To get to the ranch from Gunnison, Becky will have to talk her way through one or possibly two roadblocks, but if anybody can do it, she can. It’s a five-hour
round trip from Becky’s house to my house in the best of conditions—six hours minimum with a livestock trailer, but by four thirty that afternoon, Becky texts me a photograph showing Roany, Deseo, Simon and Isaac standing knee deep in green grass in Becky’s pasture, a blue, smokeless sky behind them.
Months from now, when this is all over, Becky will tell me when she came over the top of Spring Creek Pass and hit a wall of smoke blacker than anything she had ever seen, she thought about turning back. “It looked like the end of the world,” she’ll say, “but I knew in the same situation if it were you, you would drive straight into that wall and rescue my horses.”

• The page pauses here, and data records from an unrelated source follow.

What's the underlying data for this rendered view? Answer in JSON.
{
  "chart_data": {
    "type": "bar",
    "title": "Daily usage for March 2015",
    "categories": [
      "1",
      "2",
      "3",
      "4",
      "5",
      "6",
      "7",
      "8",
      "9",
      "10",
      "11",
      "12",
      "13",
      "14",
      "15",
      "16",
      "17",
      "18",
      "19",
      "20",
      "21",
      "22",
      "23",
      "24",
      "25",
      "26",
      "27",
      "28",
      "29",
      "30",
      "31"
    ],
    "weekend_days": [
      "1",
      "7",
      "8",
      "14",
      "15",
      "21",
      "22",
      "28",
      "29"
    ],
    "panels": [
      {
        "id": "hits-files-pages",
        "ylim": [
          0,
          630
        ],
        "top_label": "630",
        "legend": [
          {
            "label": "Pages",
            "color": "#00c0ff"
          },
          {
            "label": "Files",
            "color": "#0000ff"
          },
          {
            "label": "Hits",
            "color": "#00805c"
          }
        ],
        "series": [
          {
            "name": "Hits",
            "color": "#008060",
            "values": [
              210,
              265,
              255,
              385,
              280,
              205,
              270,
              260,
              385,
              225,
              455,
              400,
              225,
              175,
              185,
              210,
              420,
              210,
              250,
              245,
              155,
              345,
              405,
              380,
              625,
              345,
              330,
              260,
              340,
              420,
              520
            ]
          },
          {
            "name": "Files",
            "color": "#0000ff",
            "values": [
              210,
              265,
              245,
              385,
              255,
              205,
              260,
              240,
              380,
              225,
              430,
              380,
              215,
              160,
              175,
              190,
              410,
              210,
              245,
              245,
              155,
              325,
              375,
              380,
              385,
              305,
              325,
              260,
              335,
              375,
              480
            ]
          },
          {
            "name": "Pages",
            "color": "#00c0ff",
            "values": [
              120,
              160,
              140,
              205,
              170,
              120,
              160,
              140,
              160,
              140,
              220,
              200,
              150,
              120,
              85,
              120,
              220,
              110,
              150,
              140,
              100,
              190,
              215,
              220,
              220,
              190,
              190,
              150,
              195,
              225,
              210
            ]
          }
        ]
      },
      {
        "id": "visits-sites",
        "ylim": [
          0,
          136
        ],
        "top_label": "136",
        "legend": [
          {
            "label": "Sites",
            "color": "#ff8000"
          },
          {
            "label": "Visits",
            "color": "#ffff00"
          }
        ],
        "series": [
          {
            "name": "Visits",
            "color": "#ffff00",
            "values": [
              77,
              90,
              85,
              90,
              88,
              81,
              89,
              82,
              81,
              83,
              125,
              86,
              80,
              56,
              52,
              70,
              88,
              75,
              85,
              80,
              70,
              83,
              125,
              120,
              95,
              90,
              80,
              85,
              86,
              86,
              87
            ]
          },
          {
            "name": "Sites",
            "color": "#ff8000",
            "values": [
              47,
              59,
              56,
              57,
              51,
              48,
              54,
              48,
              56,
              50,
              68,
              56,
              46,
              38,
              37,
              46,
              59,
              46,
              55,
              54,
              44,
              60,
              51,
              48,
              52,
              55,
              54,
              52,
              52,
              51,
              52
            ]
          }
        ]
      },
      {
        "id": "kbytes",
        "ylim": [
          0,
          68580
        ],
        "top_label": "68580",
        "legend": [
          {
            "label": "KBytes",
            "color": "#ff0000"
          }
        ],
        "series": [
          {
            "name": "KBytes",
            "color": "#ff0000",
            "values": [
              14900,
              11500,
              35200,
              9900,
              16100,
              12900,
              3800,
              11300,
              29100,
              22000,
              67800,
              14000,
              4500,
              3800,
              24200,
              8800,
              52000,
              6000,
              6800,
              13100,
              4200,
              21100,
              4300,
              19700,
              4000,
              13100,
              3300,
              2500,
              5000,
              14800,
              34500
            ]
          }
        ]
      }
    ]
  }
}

On the afternoon of the twenty-second, the winds shift from the west to the south, sending the Papoose Fire north, up toward the Rio Grande Reservoir and the Ute Creek and Squaw Creek trails, some of the best hiking in the state. If the infrared map weren’t so frightening, it would almost be funny. My ranch is sitting in the center of a deep bowl made of burnt and burning trees. For two decades I have felt protected by my position, protected by these mountains. I have felt vulnerable only (I would admit if pressed) on the northeast—a small window that opens to the valley, to Middle Creek Road, and the state highway beyond. But even to the north, on the relatively “mountainless” side, the Rio Grande snakes past, a softer barrier than the mountains, and beyond the river, and the state highway, the cliff called Bristol Head.